Sobre o tema merece destaque precedente do STF em que o Relator Min. Joaquim Barbosa se manifestou pela constitucionalidade da regra, porque longe de constituir um privilégio em favor das mulheres, trata-se de “norma que visaria a dar tratamento menos gravoso à parte que, em regra, se encontrava e, ainda hoje se encontraria, em situação menos favorável do ponto de vista econômico e financeiro” (RE 227114/SP).

Há ainda outras diferenciações que merecem análise mais detida para que se possa confirmar a persistência de sua legitimidade nos dias atuais, razão pela qual analiso também os benefícios processuais da Fazenda Pública, a nomeação de curador especial e as regras favoráveis ao idoso, ao enfermo, ao consumidor e ao autor das ações coletivas, dentre outras.

O que vem a ser a desequiparação no processo civil?

Trata-se da diferenciada aplicação das regras processuais em atenção à situações díspares que exigem atitude alinhada à premissa isonômica. Por força do reconhecimento de uma causa legítima que justifique a impossibilidade de o litigante atuar, é imperioso que o juiz lhe proporcione oportunidades concretas de atuação no feito após superadas suas dificuldades. Assim, constatada a vulnerabilidade de um dos litigantes, é possível que este, alegando e demonstrando a ocorrência de uma justa causa, informe o juízo sobre a ocorrência e busque nova possibilidade de praticar o ato processual que não conseguiu realizar.

Como a jurisprudência vem respondendo ao tema?

A jurisprudência vem aplicando garantias, princípios e regras que favorecem a isonomia em atenção às consideráveis dificuldades sofridas por certos litigantes.

Em demandas que retratam problemas envolvendo consumidores com fragilidades aguçadas (por idade avançada, pobreza e/ou analfabetismo), a jurisprudência têm estado atenta para reconhecer a necessidade de diferenciada atuação no campo processual.

Mesmo fora do âmbito do consumidor, merece destaque a crescente ampliação de decisões judiciais que reconhecem a distribuição dinâmica do ônus de provar: malgrado a inexistência de previsão legal, com amparo na doutrina e em precedentes, em demandas sobre responsabilidade de médicos, por exemplo, considerando-se ser mais fácil para o réu do que para o autor provar o fato constitutivo do direito, aplica-se a “teoria da carga dinâmica da prova”.

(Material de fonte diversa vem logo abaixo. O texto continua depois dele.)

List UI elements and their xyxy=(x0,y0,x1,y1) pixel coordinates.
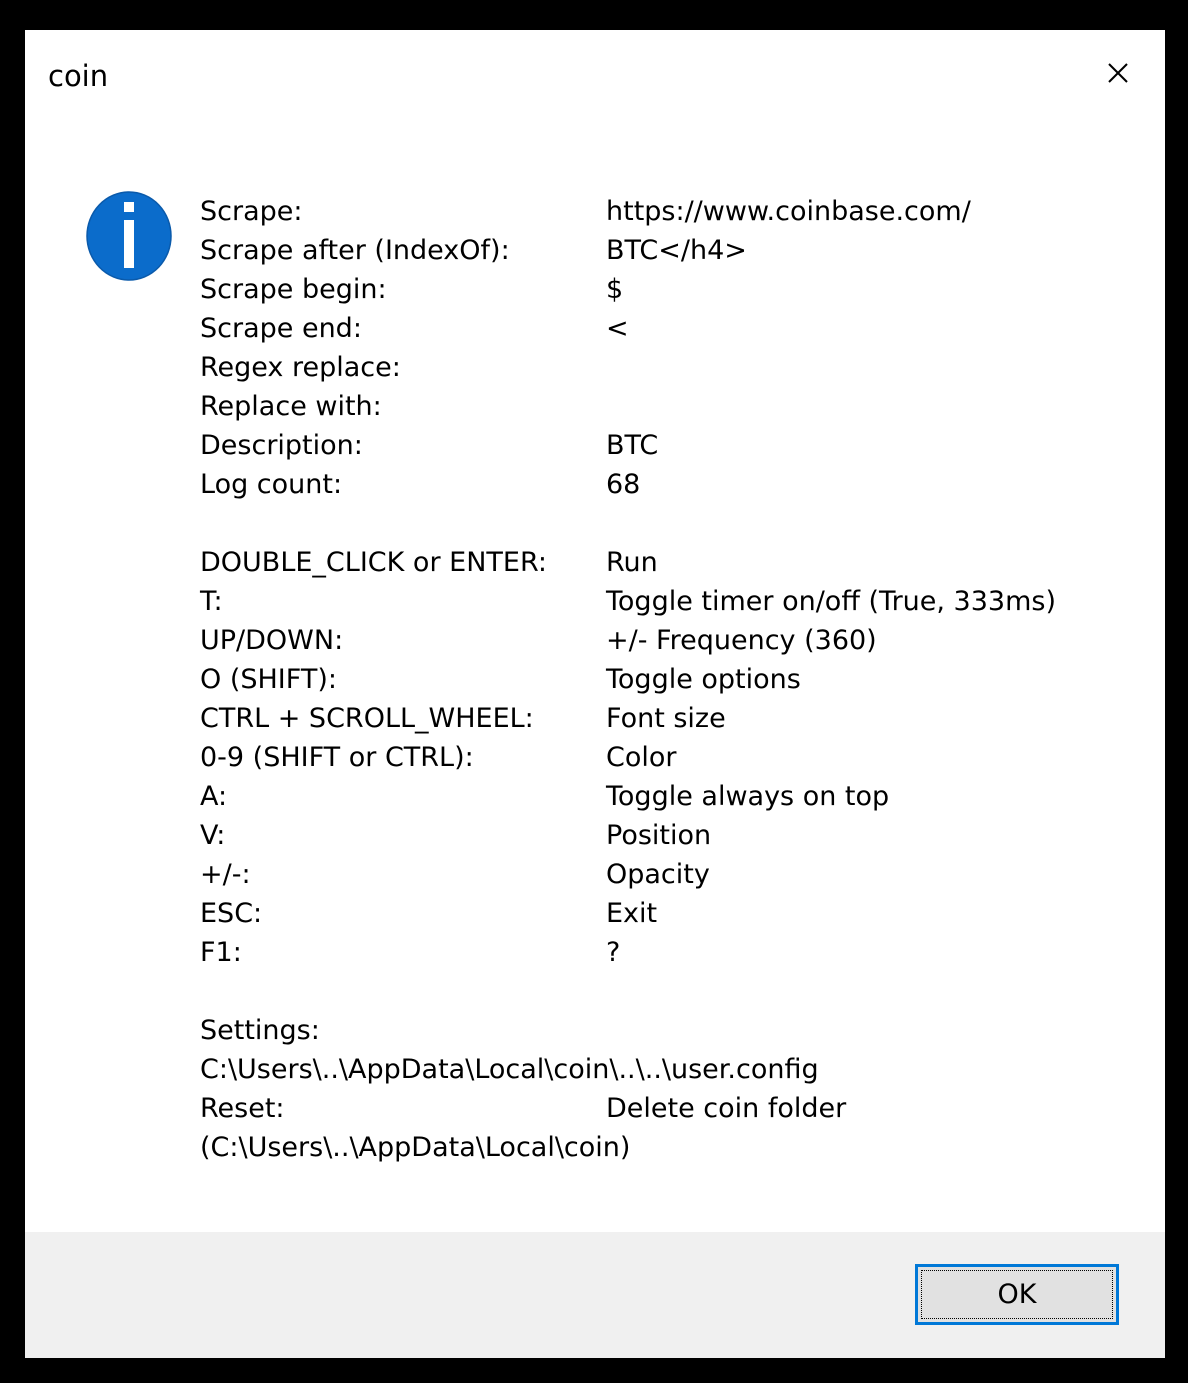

Espera-se que a iniciativa do advogado que representa o litigante vulnerável encontre a sensibilidade do magistrado no sentido de identificar situações em que o jurisdicionado não se desincumbiu dos ônus processuais por circunstâncias alheias à sua vontade, atuando concretamente em prol da equalização de oportunidades em nome do efetivo acesso (de todos!) à justiça.